FILE – Adnan Syed gets emotional as he speaks to reporters outside the Robert C. Murphy Courts of Appeal building after a hearing, Thursday, Feb. 2, 2023, in Annapolis, Md. A Maryland court did not give the family of the murder victim in the case chronicled in the hit podcast “Serial” enough time to attend a court hearing in person that led to Syed’s release, a Maryland appellate court ruled Tuesday, March 28, and it ordered a new hearing to be held. (Barbara Haddock Taylor/The Baltimore Sun via AP, File)

Syed’s defense team argues the Appellate Court of Maryland’s decision was based on a procedural error that would not have impacted the outcome of a hearing before a lower court.

The hearing in question was held back in September in Baltimore City Circuit Court at the request of then-City State’s Attorney Marilyn Mosby.

Her office asked a judge there to vacate Syed’s conviction and sentence based on newly uncovered evidence which they say put his guilt into doubt.

That judge approved Mosby’s request and freed Syed, who had been sentenced to life in prison for the 1999 murder of his ex-girlfriend, Hae Min Lee.

Her brother, Young Lee, claims to have only been given one business day’s notice about the hearing. He wanted to attend in person but was unable to make it due to living in California.

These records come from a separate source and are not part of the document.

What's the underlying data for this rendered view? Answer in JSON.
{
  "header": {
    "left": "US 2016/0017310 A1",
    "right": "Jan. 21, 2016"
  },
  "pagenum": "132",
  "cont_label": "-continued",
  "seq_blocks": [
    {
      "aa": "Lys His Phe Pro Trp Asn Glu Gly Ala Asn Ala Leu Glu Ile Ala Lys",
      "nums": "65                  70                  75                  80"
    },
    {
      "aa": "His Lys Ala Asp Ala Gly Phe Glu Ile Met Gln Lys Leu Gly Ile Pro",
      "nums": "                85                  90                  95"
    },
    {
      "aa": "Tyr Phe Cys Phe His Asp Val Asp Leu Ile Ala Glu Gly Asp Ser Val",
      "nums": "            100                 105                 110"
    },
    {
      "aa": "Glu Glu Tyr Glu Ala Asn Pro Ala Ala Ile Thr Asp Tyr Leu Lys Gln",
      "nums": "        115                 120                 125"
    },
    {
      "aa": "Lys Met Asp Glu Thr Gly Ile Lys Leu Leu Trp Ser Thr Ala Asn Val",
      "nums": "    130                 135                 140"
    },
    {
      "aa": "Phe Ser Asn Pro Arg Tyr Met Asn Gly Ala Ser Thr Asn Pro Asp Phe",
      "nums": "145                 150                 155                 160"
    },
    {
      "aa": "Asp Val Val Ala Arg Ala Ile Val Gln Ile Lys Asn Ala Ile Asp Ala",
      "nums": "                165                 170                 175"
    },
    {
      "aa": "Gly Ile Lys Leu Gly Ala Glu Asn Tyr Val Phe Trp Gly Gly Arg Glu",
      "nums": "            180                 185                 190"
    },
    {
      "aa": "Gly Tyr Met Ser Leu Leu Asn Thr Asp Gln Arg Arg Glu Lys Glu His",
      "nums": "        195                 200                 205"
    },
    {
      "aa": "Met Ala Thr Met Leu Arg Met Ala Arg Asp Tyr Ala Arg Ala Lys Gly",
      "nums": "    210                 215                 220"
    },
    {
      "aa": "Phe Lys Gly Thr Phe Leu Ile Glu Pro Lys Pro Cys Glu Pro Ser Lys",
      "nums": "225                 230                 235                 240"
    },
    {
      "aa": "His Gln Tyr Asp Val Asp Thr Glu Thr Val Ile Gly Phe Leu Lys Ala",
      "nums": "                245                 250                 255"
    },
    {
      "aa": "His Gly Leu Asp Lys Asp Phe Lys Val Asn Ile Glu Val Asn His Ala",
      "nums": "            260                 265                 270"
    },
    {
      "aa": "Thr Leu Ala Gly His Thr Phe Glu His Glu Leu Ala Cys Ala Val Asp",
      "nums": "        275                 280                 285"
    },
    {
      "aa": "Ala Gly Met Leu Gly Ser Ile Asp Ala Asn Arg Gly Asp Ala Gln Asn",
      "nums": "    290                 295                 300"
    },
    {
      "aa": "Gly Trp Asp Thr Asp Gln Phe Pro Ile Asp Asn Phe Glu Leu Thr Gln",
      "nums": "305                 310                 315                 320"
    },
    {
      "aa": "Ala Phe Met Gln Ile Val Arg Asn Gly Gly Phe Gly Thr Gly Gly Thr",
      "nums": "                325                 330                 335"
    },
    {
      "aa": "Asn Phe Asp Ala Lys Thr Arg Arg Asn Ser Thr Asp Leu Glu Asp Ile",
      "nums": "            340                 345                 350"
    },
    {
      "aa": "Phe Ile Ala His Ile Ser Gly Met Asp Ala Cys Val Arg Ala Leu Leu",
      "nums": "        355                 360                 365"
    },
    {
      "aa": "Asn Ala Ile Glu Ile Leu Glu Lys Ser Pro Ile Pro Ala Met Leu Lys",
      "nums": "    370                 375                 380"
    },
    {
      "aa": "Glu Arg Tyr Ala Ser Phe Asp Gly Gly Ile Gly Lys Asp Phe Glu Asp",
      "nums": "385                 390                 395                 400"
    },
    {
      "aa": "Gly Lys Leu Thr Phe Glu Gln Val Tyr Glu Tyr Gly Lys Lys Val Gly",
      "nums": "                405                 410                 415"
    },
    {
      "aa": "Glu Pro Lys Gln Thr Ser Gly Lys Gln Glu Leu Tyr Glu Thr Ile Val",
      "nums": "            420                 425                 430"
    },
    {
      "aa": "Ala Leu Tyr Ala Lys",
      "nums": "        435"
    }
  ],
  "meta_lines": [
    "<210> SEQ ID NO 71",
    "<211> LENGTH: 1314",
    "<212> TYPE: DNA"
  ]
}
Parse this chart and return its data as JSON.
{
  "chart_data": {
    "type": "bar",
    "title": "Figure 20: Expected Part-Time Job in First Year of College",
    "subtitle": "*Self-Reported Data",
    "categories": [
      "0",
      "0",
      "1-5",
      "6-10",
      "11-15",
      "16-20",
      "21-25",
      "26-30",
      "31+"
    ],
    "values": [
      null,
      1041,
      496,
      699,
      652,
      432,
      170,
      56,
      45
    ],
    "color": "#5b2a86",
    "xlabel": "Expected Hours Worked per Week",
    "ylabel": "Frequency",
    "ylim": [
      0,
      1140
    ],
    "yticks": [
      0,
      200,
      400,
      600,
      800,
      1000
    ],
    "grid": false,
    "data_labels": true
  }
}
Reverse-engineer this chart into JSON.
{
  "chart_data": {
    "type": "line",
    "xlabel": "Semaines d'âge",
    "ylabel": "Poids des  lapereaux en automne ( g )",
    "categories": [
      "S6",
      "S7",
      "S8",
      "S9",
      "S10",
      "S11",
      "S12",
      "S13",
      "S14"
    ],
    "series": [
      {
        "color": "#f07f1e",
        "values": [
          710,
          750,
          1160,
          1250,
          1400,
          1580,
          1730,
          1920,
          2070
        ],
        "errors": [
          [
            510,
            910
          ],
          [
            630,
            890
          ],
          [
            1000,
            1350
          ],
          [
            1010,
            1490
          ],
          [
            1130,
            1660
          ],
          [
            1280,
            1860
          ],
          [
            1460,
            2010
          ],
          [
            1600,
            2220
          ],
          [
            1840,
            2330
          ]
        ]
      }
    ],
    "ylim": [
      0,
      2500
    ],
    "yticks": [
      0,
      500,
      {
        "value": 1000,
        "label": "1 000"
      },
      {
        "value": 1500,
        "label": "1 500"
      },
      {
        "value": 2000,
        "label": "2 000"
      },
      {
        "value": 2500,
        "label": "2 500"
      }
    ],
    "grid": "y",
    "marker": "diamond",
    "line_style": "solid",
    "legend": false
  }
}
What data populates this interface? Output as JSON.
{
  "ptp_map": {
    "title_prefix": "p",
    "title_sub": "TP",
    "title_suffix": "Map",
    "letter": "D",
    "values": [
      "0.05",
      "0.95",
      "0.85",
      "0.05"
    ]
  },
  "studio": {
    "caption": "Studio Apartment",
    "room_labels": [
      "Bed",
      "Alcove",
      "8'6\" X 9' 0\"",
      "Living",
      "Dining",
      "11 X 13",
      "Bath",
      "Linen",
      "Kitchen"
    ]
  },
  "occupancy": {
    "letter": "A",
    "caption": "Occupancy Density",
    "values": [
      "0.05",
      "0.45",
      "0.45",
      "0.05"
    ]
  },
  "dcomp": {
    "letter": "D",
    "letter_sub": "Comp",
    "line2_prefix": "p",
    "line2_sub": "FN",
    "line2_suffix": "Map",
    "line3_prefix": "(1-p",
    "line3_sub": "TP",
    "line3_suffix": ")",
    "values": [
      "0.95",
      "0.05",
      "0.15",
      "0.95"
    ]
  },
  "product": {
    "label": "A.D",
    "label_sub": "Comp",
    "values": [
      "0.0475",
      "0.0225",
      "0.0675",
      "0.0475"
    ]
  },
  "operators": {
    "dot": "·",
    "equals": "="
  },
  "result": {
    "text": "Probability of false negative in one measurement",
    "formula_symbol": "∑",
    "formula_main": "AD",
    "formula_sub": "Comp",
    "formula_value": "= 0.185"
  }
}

The circuit judge declined Lee’s request to delay the hearing, instead allowing him to appear on Zoom.

Lee filed an appeal, claiming his rights were violated by the lack of notice and being denied a chance to appear in person.

MORE: Maryland Court of Appeals reinstates Adnan Syed’s murder conviction

The Appellate Court for those reasons sided with Lee, ordering a new vacatur hearing in City Circuit Court.

As a result, the appellate judges reinstated Syed’s conviction and sentence but did not order him back to jail.

In their latest appeal, Syed’s defense team is asking the state’s highest court to consider the following four questions.

  1. Whether [Mosby’s] decision to dismiss charges against Syed made the appellate challenge moot?
  2. Whether Zoom attendance satisfied [Young Lee’s] right to attend the hearing?
  3. Whether the notice of the hearing was sufficient given the ability to attend virtually?
  4. Whether [conviction reinstatement] is appropriate without showing the result of the vacatur hearing would have been different?

The first three questions were addressed in the appellate court’s ruling reinstating Syed’s conviction.
“The State’s entry of a nolle prosequi did not render Mr. Lee’s appeal moot under the circumstances of this case,” the March 28 opinion stated in part. “Allowing a victim entitled to attend a court proceeding to attend in person, when the victim makes that request and all other persons involved in the hearing appear in person, is consistent with the constitutional requirement that victims be treated with dignity and respect.”

The panel of judges declined to reconsider their opinion based on the fourth question, however, they denied Lee’s motion to challenge new evidence the state claims to have that clears Syed of his sister’s murder. To that end, the appellate court ordered the circuit judge to allow Lee’s impact statement to be given in person and for the new evidence to actually be presented by the state and heard before a ruling is made on the case.

“We remand for a new, legally compliant, transparent hearing on the motion to vacate, where Mr. Lee is given notice of the hearing that is sufficient to allow him to attend in person, evidence supporting the motion to vacate is presented, and the court states its reasons in support of its decision.”